This beauty was spotted from about two hundred yards away outside the Tower of London. I asked this woman her name and she said she was Moley Russel's wart. I agree. I gave her a can of Barbasol and three razors from my bag to take the goatee off of it. Needless to say, she was grateful.
Friday, August 17, 2007
How in the hell does something like this happen? It can't be only the tattoo artists fault because they always stencil tattoos on and show you before they do it. So that means two of the stupidest people on Earth came into contact for one amazing moment in time and the results of this meeting can be enjoyed forever! This is the type of tattoo that should have been carved through the flesh and onto his bones, so archaeologists in the future can ponder its meaning. They might have a little trouble with the 'w' because it looks like an 'm.' They will wonder why someone would be so proud of being amsome that they would tattoo it right on their back. Amsome... hmmmm... what could that mean?

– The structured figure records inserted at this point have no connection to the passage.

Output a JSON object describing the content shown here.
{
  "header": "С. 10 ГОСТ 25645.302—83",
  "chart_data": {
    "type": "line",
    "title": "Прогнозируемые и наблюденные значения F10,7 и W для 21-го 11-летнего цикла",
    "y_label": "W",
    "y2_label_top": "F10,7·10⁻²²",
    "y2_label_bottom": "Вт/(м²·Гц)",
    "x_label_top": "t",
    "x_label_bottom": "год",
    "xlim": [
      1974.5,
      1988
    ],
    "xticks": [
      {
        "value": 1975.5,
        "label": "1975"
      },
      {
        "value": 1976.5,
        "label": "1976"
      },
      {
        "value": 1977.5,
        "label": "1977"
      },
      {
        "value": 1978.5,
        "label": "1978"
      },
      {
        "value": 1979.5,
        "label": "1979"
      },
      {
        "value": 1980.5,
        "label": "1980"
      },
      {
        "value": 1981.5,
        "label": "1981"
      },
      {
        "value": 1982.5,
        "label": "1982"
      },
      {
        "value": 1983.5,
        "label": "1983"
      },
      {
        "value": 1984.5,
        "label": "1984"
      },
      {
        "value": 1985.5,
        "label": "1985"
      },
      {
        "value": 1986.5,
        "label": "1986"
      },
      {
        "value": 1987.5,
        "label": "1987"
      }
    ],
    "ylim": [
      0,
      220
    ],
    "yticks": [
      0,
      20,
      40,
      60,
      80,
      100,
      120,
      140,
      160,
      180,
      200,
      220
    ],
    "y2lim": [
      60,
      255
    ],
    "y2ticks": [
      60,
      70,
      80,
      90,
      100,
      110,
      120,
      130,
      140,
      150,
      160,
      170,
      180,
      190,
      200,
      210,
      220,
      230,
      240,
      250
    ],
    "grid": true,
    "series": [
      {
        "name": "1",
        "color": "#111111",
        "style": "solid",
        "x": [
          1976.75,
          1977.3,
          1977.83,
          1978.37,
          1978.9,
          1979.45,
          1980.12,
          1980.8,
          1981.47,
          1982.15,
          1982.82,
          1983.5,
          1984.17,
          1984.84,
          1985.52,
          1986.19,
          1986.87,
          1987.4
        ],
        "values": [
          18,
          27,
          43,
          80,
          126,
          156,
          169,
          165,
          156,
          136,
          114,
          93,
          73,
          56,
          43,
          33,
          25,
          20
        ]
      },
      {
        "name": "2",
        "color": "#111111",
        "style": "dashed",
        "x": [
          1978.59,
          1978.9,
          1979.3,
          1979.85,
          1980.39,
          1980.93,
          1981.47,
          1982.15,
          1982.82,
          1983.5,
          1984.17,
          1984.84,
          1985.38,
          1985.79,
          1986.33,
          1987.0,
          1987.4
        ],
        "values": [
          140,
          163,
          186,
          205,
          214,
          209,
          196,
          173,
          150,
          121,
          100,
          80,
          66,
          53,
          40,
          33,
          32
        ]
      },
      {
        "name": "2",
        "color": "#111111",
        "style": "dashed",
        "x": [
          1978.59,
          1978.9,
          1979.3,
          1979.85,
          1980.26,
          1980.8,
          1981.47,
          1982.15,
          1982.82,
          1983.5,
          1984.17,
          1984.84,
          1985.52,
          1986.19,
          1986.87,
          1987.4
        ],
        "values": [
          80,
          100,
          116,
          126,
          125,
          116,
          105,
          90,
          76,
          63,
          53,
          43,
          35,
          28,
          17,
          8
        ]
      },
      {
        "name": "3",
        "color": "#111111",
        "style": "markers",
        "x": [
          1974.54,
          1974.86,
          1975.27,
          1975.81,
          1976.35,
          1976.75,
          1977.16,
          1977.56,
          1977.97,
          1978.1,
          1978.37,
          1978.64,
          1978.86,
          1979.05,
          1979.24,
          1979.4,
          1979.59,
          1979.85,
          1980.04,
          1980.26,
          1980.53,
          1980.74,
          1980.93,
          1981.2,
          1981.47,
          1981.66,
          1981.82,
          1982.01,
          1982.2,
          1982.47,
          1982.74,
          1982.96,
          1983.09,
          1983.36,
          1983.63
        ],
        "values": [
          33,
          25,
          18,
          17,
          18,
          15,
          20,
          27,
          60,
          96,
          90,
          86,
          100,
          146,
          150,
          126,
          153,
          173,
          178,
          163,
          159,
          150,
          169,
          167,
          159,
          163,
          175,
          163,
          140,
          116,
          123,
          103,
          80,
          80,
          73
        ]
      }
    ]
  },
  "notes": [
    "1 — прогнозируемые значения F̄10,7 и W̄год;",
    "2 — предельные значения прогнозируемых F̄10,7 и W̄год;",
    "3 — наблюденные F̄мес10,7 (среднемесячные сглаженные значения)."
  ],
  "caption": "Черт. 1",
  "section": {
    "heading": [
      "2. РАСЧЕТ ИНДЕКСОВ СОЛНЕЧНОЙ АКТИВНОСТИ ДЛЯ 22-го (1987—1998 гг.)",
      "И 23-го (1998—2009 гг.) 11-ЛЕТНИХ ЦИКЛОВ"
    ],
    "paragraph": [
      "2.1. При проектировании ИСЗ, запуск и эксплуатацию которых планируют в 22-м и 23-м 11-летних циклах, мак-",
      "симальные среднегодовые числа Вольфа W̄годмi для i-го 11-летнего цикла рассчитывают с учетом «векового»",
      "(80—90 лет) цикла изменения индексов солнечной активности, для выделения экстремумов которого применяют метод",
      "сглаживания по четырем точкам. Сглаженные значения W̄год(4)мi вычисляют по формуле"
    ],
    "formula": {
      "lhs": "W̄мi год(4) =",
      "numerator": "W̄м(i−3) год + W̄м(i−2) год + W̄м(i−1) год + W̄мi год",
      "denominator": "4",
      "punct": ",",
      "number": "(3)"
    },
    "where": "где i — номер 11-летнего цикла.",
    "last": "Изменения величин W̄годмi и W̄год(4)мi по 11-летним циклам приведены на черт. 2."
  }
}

As a side note, they didn't even make it level and what's with the huge space between the words. I think I could fix this tattoo though. I'd throw an 'r' into that big space making it Ramsome. Then change my last name to Ramsome so everyone is like 'whoa man! You love your name!' Or if you don't like that, you could also throw a 'j' in front of the 'I'm' and blend in the apostrophe so it says Jim Ramsome. You could then tell people he was a dude you were friends with in 8th grade who was really fucking rad so you wanted everyone to know you used to be friends.